The Intellectual Conquest of the Orinoco’s Frontier: Missionaries, Nature and Indigenous Societies in Eighteenth-Century Geo-narratives
Thu, March 31, 2011 • 4:00 PM - 5:00 PM • BEN 2.104
Lecture by Professor Santa Arias (University of Kansas)
Missionaries of the Orinoco articulated heterogeneous perspectives on physical and human geography that guided colonial projects of this untamed region. With their different views on nature and indigenous societies, this body of thought on the Orinoco simultaneously underpinned, contested, and destabilized colonial power in the region and the hegemonic social relations on which it was based. How did these networks of knowledge producers attempt to reconcile Catholic dogma and imperial politics?
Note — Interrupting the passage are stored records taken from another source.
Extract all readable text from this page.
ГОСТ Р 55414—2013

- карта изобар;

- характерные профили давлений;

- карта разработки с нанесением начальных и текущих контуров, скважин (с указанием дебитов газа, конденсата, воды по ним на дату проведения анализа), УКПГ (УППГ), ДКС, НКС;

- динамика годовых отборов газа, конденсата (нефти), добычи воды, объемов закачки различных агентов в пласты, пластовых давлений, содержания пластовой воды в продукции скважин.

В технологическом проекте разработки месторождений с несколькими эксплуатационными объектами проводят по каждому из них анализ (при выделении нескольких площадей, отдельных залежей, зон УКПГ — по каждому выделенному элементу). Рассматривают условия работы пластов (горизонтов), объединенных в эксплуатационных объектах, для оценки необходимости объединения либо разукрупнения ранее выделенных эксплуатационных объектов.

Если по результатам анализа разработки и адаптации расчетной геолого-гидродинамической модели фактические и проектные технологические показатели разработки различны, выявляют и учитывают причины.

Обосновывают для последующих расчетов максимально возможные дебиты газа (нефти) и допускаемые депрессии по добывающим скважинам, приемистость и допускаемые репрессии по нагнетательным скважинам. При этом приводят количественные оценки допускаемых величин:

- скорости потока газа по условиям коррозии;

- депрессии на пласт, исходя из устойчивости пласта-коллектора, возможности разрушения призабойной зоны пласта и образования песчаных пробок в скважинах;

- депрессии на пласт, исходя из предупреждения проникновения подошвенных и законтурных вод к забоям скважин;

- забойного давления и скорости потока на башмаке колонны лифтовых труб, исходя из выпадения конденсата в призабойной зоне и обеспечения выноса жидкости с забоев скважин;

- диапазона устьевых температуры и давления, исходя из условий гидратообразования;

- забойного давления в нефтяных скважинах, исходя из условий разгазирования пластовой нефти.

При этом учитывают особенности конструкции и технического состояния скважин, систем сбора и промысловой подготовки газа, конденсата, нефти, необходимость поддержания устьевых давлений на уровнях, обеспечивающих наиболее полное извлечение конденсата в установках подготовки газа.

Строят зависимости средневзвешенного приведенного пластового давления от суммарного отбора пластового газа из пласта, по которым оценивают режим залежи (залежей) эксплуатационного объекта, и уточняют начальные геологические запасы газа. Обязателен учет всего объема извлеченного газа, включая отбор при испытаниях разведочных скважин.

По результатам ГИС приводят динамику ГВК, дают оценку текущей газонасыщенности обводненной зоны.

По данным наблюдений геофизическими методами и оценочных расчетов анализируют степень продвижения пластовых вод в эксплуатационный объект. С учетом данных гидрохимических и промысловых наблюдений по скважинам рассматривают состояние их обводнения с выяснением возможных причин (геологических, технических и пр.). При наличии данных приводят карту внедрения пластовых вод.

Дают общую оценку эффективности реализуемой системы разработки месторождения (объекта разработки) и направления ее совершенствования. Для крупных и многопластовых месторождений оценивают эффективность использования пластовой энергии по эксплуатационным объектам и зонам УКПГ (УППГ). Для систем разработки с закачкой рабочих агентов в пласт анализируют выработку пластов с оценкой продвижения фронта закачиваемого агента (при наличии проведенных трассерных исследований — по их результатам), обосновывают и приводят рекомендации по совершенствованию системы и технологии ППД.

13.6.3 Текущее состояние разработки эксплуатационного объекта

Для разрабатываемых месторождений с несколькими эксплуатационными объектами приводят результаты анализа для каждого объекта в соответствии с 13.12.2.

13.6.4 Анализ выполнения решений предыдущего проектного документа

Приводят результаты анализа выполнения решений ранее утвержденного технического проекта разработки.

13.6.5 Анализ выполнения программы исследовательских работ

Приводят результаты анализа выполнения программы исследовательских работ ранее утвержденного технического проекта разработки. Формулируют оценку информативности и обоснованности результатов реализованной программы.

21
In what ways did they justify the transformation of nature for the benefit of the religious orders and the empire? How did thinkers so far out on the periphery of Spain’s global empire influence Enlightenment culture? This presentation will compare the late colonial geo-narratives of the Jesuits Joseph Gumilla (1686-1750) and Filippo Salvatore Gilij (1721-1789), and the account by the Franciscan Antonio de Caulín (1715-1802) from after the Jesuit expulsion. These geopolitical accounts of Orinoquia served in the defense of conversion projects as well as justified and endorsed Bourbon reforms at the edge of empire.